Indeed let’s move on, and go back to the future (another
great film!), and those words in Isaiah’s book.
‘I form the light and create
darkness, I bring prosperity and create
disaster; I, the Lord (aka God), do all these things.’
Brain freeze, red alert, DEFCON 5........
As a child grows, and as they eventually make their own way
in the world, they will discover for themselves what they believe to be true
about everything; the world, the universe, body, mind spirit and soul. Sometimes
they will naturally rebel against the core beliefs of those who raised
them. I found that, being faced with
something which is in the Bible, but fundamentally shakes that core belief,
leads to conflicting possibilities: If
the Bible is true, then it conflicts with everything I had been taught about
everything. So I choose to ignore that
which caused this fundamental conflict.
But, as I have said, it kept on coming back over the years,
and still does.
Here then is the tough bit.
If, as Star Wars’ philosophy, which is basically rooted in Eastern
Philosophy, contends, there is a ‘Force’ and that there is a ‘Darkness’ and
there is a ‘Light’, and these two ‘sides’, Light and Darkness, are in constant
conflict, do not those words begin to look very much like those words from the
Bible’s book of Isaiah? Are they not,
indeed, saying the same thing, just under different names?

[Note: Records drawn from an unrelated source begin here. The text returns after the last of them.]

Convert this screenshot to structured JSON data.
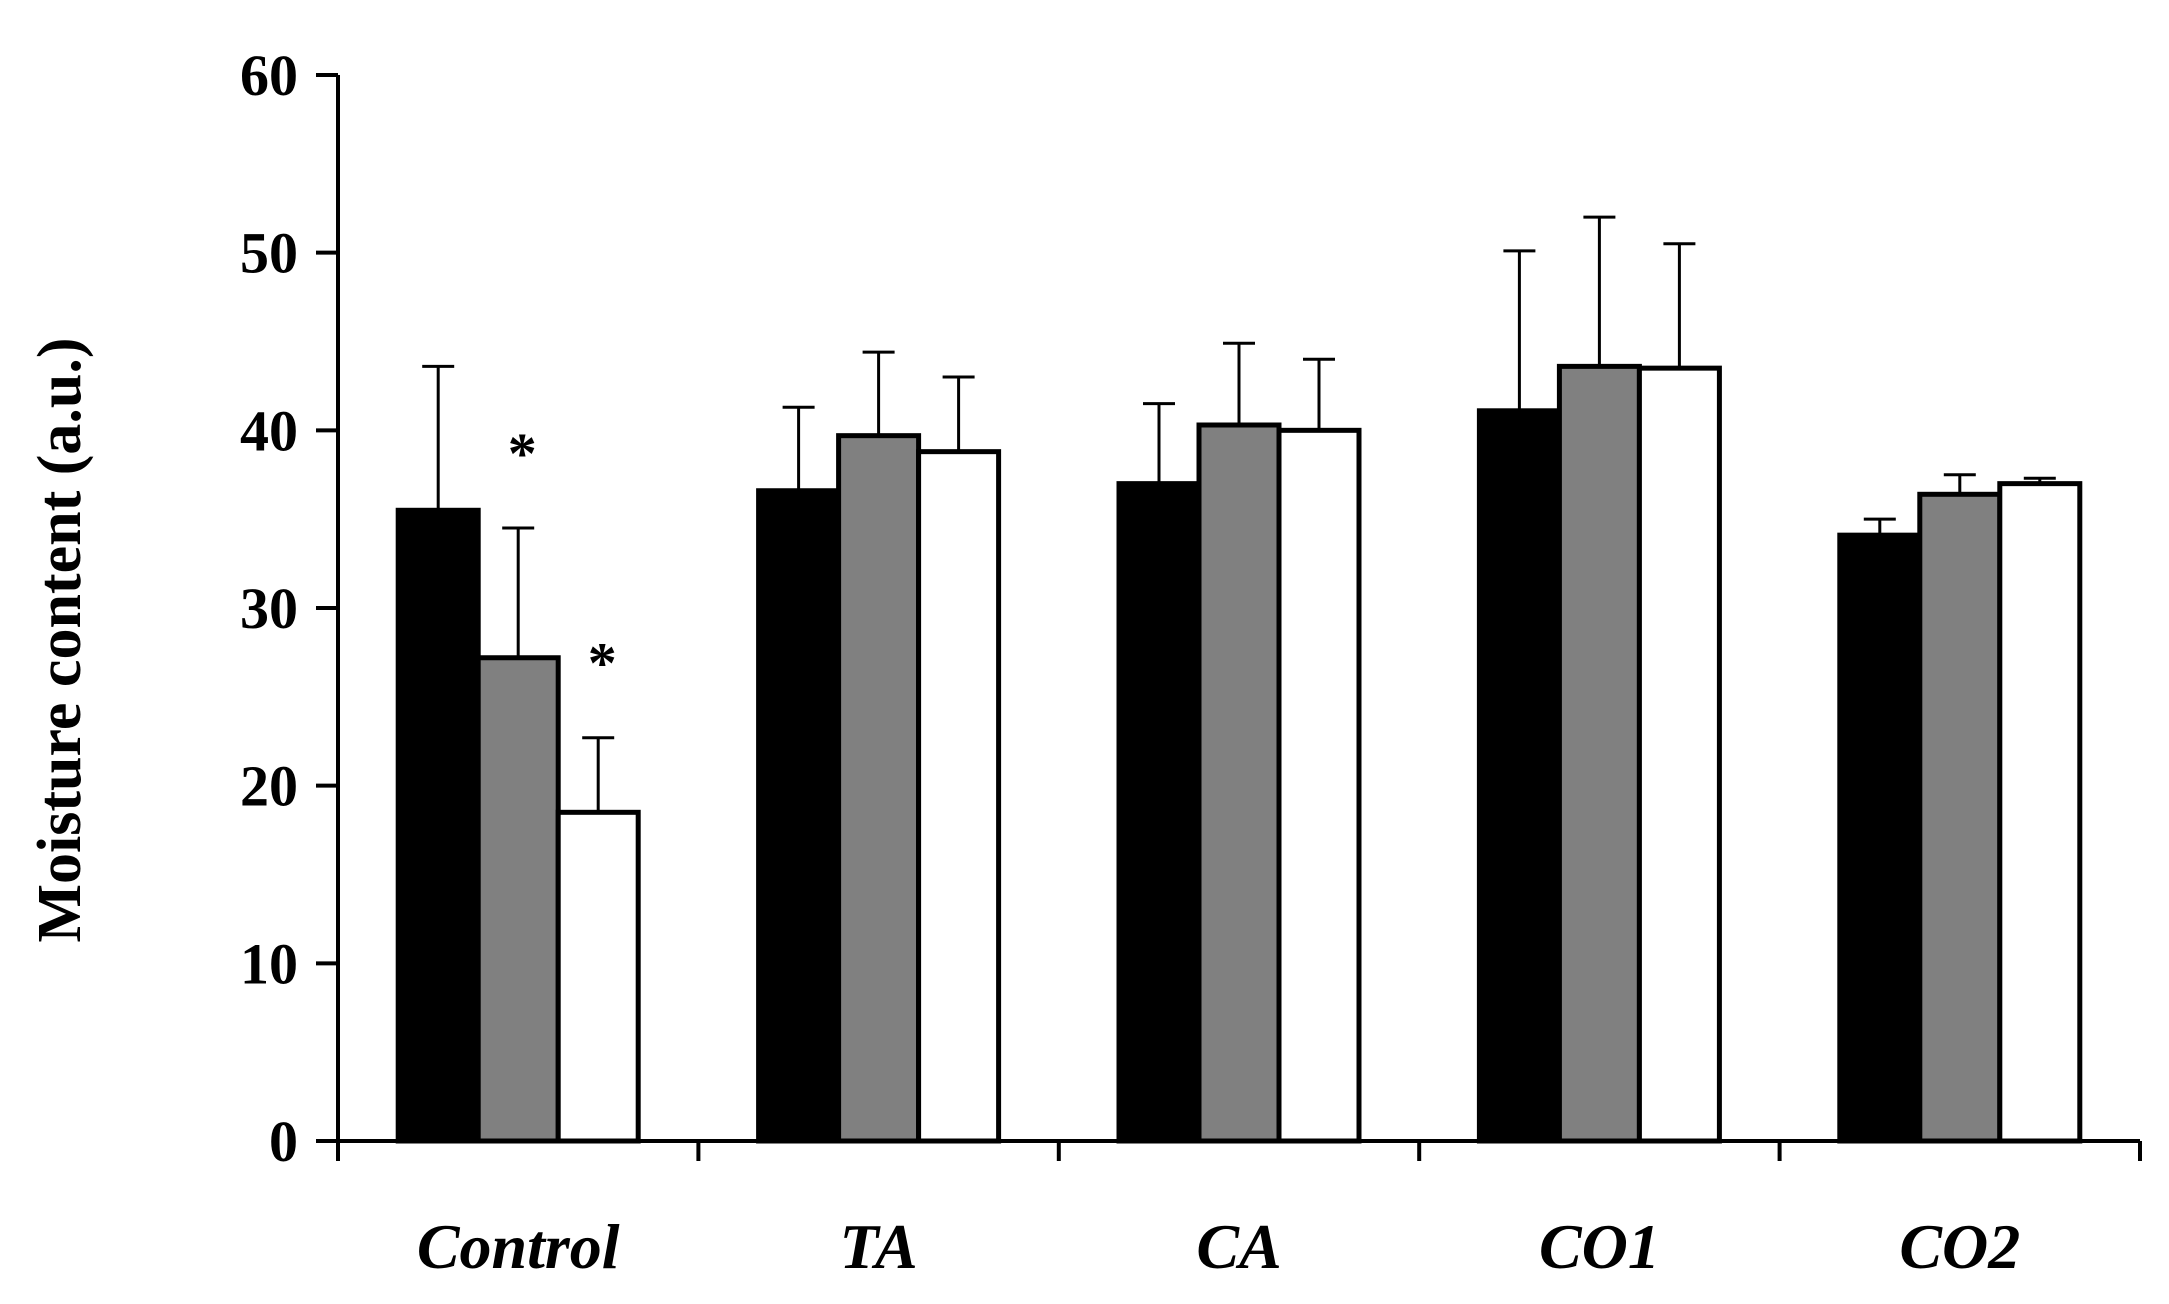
{
  "chart_data": {
    "type": "bar",
    "title": "",
    "xlabel": "",
    "ylabel": "Moisture content (a.u.)",
    "ylim": [
      0,
      60
    ],
    "yticks": [
      0,
      10,
      20,
      30,
      40,
      50,
      60
    ],
    "grid": false,
    "legend": "none",
    "categories": [
      "Control",
      "TA",
      "CA",
      "CO1",
      "CO2"
    ],
    "series": [
      {
        "fill": "#000000",
        "values": [
          35.5,
          36.6,
          37.0,
          41.1,
          34.1
        ],
        "errors": [
          8.1,
          4.7,
          4.5,
          9.0,
          0.9
        ]
      },
      {
        "fill": "#808080",
        "values": [
          27.2,
          39.7,
          40.3,
          43.6,
          36.4
        ],
        "errors": [
          7.3,
          4.7,
          4.6,
          8.4,
          1.1
        ]
      },
      {
        "fill": "#ffffff",
        "values": [
          18.5,
          38.8,
          40.0,
          43.5,
          37.0
        ],
        "errors": [
          4.2,
          4.2,
          4.0,
          7.0,
          0.3
        ]
      }
    ],
    "annotations": [
      {
        "category": 0,
        "series": 1,
        "text": "*"
      },
      {
        "category": 0,
        "series": 2,
        "text": "*"
      }
    ]
  }
}
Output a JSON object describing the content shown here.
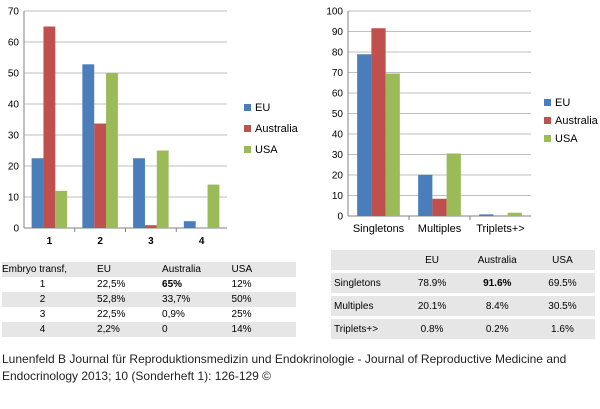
{
  "chart_data": [
    {
      "type": "bar",
      "categories": [
        "1",
        "2",
        "3",
        "4"
      ],
      "series": [
        {
          "name": "EU",
          "color": "#4a7ebb",
          "values": [
            22.5,
            52.8,
            22.5,
            2.2
          ]
        },
        {
          "name": "Australia",
          "color": "#c0504d",
          "values": [
            65,
            33.7,
            0.9,
            0
          ]
        },
        {
          "name": "USA",
          "color": "#9bbb59",
          "values": [
            12,
            50,
            25,
            14
          ]
        }
      ],
      "ylim": [
        0,
        70
      ],
      "yticks": [
        "0",
        "10",
        "20",
        "30",
        "40",
        "50",
        "60",
        "70"
      ],
      "grid": true,
      "legend": "right"
    },
    {
      "type": "bar",
      "categories": [
        "Singletons",
        "Multiples",
        "Triplets+>"
      ],
      "series": [
        {
          "name": "EU",
          "color": "#4a7ebb",
          "values": [
            78.9,
            20.1,
            0.8
          ]
        },
        {
          "name": "Australia",
          "color": "#c0504d",
          "values": [
            91.6,
            8.4,
            0.2
          ]
        },
        {
          "name": "USA",
          "color": "#9bbb59",
          "values": [
            69.5,
            30.5,
            1.6
          ]
        }
      ],
      "ylim": [
        0,
        100
      ],
      "yticks": [
        "0",
        "10",
        "20",
        "30",
        "40",
        "50",
        "60",
        "70",
        "80",
        "90",
        "100"
      ],
      "grid": true,
      "legend": "right"
    }
  ],
  "table_left": {
    "headers": [
      "Embryo transf,",
      "EU",
      "Australia",
      "USA"
    ],
    "rows": [
      [
        "1",
        "22,5%",
        "65%",
        "12%"
      ],
      [
        "2",
        "52,8%",
        "33,7%",
        "50%"
      ],
      [
        "3",
        "22,5%",
        "0,9%",
        "25%"
      ],
      [
        "4",
        "2,2%",
        "0",
        "14%"
      ]
    ]
  },
  "table_right": {
    "headers": [
      "",
      "EU",
      "Australia",
      "USA"
    ],
    "rows": [
      [
        "Singletons",
        "78.9%",
        "91.6%",
        "69.5%"
      ],
      [
        "Multiples",
        "20.1%",
        "8.4%",
        "30.5%"
      ],
      [
        "Triplets+>",
        "0.8%",
        "0.2%",
        "1.6%"
      ]
    ]
  },
  "caption": "Lunenfeld B Journal für Reproduktionsmedizin und Endokrinologie - Journal of Reproductive Medicine and Endocrinology 2013; 10 (Sonderheft 1): 126-129 ©"
}
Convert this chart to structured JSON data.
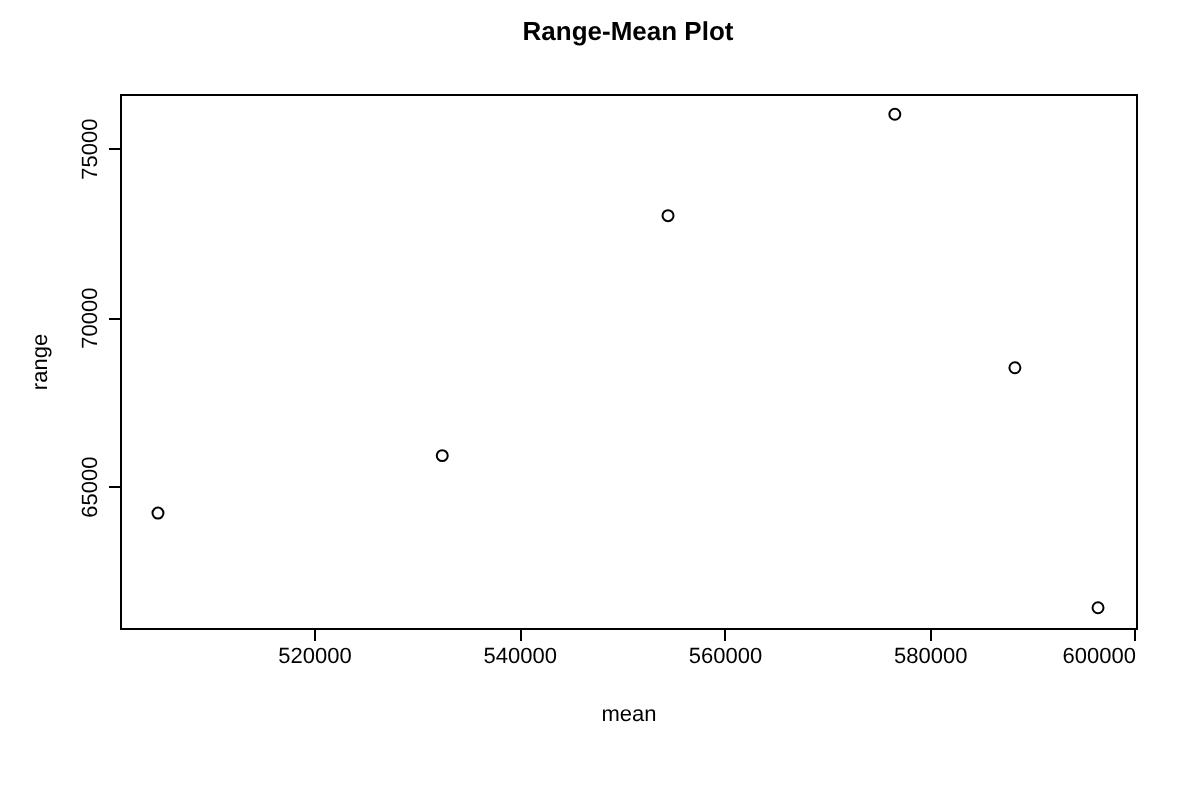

This view, if we go with it for a moment, makes a lot more
sense of what we see and experience of the world around us: the goodness balanced against the badness,
The Light balanced against the Dark. It
also starts to put a different perspective on why doesn’t God simply stop all
the bad things from happening? Why? If there is the need for a world both of
Light and Darkness, in the same way that there is Day and Night, if this need
is fundamentally part of the whole thing, then the significance might just blow
all our home-brewed Christian theologies and philosophies clear out of the
waters of our fundamental Christian belief.
There is an interesting moment in the first Matrix
film. Morpheus is confronted by
Agent Smith.
Agent Smith: “Did you
know that the first Matrix was designed to be a perfect human world? Where none
suffered, where everyone would be happy. It was a disaster. No one would accept
the program. Some believed we lacked the programming language to describe your
perfect world. But I believe that, as a species, human beings define their
reality through suffering and misery.”
Maybe we are, at a deep and fundamentally level, only able to
function within a world of conflict
between Light and Dark. Is this what
those shocking words in Isaiah mean?
Where then is Christian faith? I still, in the face of this, deeply believe
in Jesus as my Saviour. I still believe
there is a God, who made the Universe, and who loves me at a level I have no
hope of truly understanding.
Everything I have experienced in the last 50 years proves,
deeply in my very being and soul, that God loves me. Do I understand it all, how it all fits
together and what are the deeper implications? No, and I would venture to
suggest that after some 2000 years of debate and learned theological discourse,
of myriad writings, of a million songs and of untold questioning, that no-one
else does either.
In the Bible, The Book of Hebrews, 11th Chapter 1st
verse are these words - Now faith is
confidence in what we hope for and assurance about what we do not see.
The whole chapter is about what can be done, and was done,
because of faith, even when people didn’t understand what was going on and
could only see darkness rather than light.
And that is what faith is really about, isn’t it?